Изменить размер шрифта - +
Есипов выкинул даже из первообраза своей летописи ссылку на другую летопись: „Инии же

поведают летописцы, яко призваша их (Ермака с товарищи) с Волги Строгановы и даша им имения“ и проч. Есипов понимал, что здесь каждое слово вещь

невозможная, и потому просто пишет, что Ермак с товарищами сам пришел с Волги в Сибирь. Другая летопись неизвестного автора. Она повторяет

многое, что есть у Есипова, но еще более, чем Есиповская летопись, округляет периоды, увеличивает их объем вставочными предложениями и всюду

блестит цветами красноречия, употребляя обороты и выражения, которые обличают составление ее в позднейшее время, чем летопись Есипова, не говоря

уже про промахи против грамматики славяно церковного языка, под который составитель летописи очень старался подделаться. Все эти обстоятельства

заставляют не давать ей той веры, которую внушает к себе летопись Есипова, а кой какие особенности усугубляют это недоверие и возлагают

обязанность подвергнуть ее строгой критике.
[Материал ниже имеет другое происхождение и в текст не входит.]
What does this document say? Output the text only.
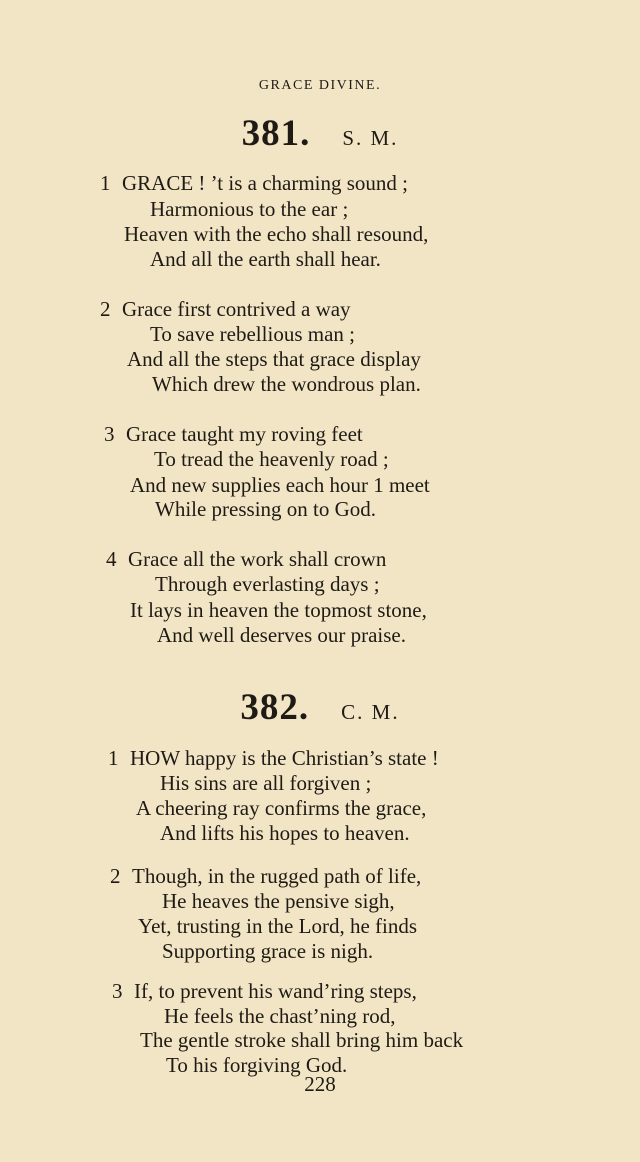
GRACE DIVINE.
381. S. M.
1 GRACE ! ’t is a charming sound ;
Harmonious to the ear ;
Heaven with the echo shall resound,
And all the earth shall hear.
2 Grace first contrived a way
To save rebellious man ;
And all the steps that grace display
Which drew the wondrous plan.
3 Grace taught my roving feet
To tread the heavenly road ;
And new supplies each hour 1 meet
While pressing on to God.
4 Grace all the work shall crown
Through everlasting days ;
It lays in heaven the topmost stone,
And well deserves our praise.
382. C. M.
1 HOW happy is the Christian’s state !
His sins are all forgiven ;
A cheering ray confirms the grace,
And lifts his hopes to heaven.
2 Though, in the rugged path of life,
He heaves the pensive sigh,
Yet, trusting in the Lord, he finds
Supporting grace is nigh.
3 If, to prevent his wand’ring steps,
He feels the chast’ning rod,
The gentle stroke shall bring him back
To his forgiving God.
228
Занявшись с самого начала ознакомлением читателя с важностью значения именитых пермских солеваров в

государственном быту, задолго до появления Ермака на сцене, летопись неизвестного автора выпускает из царских грамот все те выражения, которые

могут навести на след к правде, и всеми силами старается выставить Ермаковых козаков существами, непохожими на обыкновенных людей этого разряда:

его козаки не воры (в тогдашнем значении этого слова), а сладенькие витязи, всегда готовые плакать от умиления; они не обыкновенные смертные,

которых неприятель может при случае разбить в битве и одолеть силою, а почти всюду победоносные герои; автор так и хлопочет, чтоб отстранить

какую нибудь неделикатность со стороны покорителей, и каждому поступку их придает вид самого строгого приличия, хотя бы для этого нужно было

переиначить события. Подобного рода пристрастия повели за собой и другого рода ошибки: автор выводит события, не подтверждаемые никакими

официальными актами, и прибавляет, где только возможно, то, что может дать важный блеск имени Строгановых. Карамзин в 670 примечании к IX тому

своей Истории и Есиповскую и Строгановскую летописи обе называет древнейшими и достоверными; в 664 примечании к тому же тому он безусловно

объясняет, что следует Строгановской летописи, а почему он именно ей следует, этого он не заблагорассудил открыть нам, а в 644 примечании к IX

же тому Строгановскую летопись он называет достовернейшею всех иных и сочиненною, вероятно, около 1600 года. Эти слова не заслуживают никакого

вероятия уже потому, что Строгановская летопись в самом начале говорит о Сибирской архиепископии, тогда как первая архиепископия учреждена там

не ранее 1621 года, и в самом конце говорит о строении городов и церквей, об очищении „всея Сибирския земли“, о проповеди евангельской во всех

концах Сибири и о распространении христианства между инородцами, что и заставляет нас относить эту летопись по крайней мере ко второй половине

XVII столетия; может быть, даже она и еще позже составлена“.
Всякий, сравнивавший летописи Есипова и Строгановскую, согласится с нами, что отзыв о способе изложения событий в обеих, отзыв, который мы

находим в исследовании г. Небольсина, мог произойти не иначе как вследствие какого нибудь случайного смешения автором обеих летописей, принятия

одной вместо другой: иначе невозможно объяснить, как, например, автор позволил себе сказать, что летопись Есипова излагает происшествия просто,

внятно, без претензий на ученость! Стоит только заглянуть в главу III, VI, VIII, чтоб прийти к высказанному нами предположению о смешении

автором обеих летописей: неужели это не претензия на ученость, говоря о Сибири, толковать об Италии, говоря о Кучуме, наполнять целую главу

толками о Моисее? И можно ли найти что нибудь подобное в Строгановской летописи? Перед нами две летописи: составитель одной обнаруживает явное

пристрастие к своему герою Ермаку, для чего умалчивает о призвании его Строгановыми; составитель другой рассказывает события на основании

источников несомненных, именно царских грамот, и приводит вполне эти грамоты которого из двоих мы должны предпочесть? Неужели мы должны обличать

последнего в пристрастии к Строгановым за то только, что он упоминает об участии их в деле Ермака, основываясь на царских грамотах, прямо

говорящих об этом участии? Следовательно, Строгановская летопись должна быть предпочтена всем другим известным летописям сибирским по своим

источникам, по согласию известий своих с источниками, неоспоримо достоверными.